Le leader de PARCEM exprime en outre ses préoccupations par rapport à la détérioration des relations entre le Burundi et l’Union Européenne (UE). Il rappelle que l’UE est le premier donateur multilatéral du Burundi. "S’il advenait que cette organisation arrête sa coopération dans le cadre de l’article 96 de l’Accord de Cotonou, cela va plonger le pays dans la pauvreté extrême", estime le représentant de PARCEM. 

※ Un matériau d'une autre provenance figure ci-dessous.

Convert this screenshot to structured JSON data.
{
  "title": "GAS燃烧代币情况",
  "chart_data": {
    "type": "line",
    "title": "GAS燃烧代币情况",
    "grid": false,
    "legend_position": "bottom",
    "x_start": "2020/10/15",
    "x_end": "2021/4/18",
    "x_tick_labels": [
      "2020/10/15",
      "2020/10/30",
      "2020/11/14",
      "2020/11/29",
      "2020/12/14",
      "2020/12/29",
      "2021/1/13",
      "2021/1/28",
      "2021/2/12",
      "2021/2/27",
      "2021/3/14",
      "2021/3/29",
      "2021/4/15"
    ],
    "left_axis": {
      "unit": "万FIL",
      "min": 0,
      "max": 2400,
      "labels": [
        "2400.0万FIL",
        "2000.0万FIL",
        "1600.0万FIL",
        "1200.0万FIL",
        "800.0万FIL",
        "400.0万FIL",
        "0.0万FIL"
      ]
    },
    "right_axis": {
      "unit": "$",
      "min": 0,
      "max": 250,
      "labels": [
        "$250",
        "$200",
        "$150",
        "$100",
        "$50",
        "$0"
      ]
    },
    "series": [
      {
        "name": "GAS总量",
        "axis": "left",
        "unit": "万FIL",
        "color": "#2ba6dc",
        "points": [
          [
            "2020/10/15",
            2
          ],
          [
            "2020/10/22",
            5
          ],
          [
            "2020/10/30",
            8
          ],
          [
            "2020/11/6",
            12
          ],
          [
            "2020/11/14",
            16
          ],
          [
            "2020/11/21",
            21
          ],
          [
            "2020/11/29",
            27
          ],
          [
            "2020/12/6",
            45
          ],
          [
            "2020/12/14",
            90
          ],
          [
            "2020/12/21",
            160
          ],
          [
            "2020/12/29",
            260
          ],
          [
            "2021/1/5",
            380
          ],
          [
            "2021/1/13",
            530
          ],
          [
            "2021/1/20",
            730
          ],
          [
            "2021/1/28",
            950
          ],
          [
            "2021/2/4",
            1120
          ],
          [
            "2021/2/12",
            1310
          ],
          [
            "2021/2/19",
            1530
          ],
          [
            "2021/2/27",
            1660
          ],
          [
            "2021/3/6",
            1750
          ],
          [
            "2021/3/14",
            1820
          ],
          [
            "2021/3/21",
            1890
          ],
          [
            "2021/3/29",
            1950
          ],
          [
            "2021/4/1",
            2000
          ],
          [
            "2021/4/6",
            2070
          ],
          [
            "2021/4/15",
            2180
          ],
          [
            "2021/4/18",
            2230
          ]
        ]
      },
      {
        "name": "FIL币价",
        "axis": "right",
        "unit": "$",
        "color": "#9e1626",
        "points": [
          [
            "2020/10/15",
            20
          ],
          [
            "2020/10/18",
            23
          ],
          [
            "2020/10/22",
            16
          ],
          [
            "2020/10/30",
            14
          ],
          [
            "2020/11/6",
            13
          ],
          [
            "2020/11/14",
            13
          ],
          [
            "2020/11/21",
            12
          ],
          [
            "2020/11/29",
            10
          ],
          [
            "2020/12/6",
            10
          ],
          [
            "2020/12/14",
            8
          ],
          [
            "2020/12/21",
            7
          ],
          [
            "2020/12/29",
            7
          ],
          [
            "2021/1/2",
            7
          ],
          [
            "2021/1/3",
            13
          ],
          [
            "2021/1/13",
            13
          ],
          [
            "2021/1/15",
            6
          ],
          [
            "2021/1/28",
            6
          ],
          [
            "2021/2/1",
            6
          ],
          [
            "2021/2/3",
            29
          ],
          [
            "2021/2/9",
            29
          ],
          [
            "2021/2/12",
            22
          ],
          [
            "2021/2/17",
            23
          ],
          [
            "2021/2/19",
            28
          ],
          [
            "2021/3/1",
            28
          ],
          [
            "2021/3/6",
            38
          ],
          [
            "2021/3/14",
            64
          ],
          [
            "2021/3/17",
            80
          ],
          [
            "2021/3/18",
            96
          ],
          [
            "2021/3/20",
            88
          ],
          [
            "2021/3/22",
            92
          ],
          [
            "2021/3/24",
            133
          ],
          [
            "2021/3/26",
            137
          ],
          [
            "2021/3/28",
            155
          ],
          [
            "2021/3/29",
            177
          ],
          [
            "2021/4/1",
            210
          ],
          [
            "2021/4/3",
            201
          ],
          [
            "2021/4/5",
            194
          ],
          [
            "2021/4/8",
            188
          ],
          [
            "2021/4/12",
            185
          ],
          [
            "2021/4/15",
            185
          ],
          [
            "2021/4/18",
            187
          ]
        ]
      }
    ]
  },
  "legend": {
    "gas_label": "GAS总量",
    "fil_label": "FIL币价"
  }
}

« Ntawurwana n’imisozi » (littéralement, « on ne lutte pas contre les montagnes »). Faustin NDIKUMANA cite cet adage burundais parlant des relations entre Bujumbura, Bruxelles et Washington . L’UE et les USA sont des géants, le Burundi perdrait à coup sûr la bataille entre lui et ces géants. Chaque année, le Burundi bénéficie d’un appui budgétaire de près de 50% du budget, le gros en provenance de l’UE.

« Il n’y a pas à tergiverser », estime le représentant de PARCEM. L’isolement économique, politique et diplomatique va étrangler le pays. Faustin NDIKUMANA interpelle le gouvernement à s’engager dans le dialogue avec ces « montagnes » pour sauver ce qu’il y a à sauver.

D’après les données du site de la CIA (https://www.cia.gov/library/publications/resources/the-world-factbook/geos/by.html, les Etats Unis constituent ) les Etats Unis étaient en 2014 le 8ème client du Burundi. Ils absorbaient 4.3% des exportations du pays, ce qui représente plus ou moins 5.2 millions de dollars américains. Les clients principaux étant le Pakistan, qui achète 12.7% des ventes du Burundi ; presque à égalité avec la RDC (12.6%), suivie de l’Uganda et de l’Allemagne.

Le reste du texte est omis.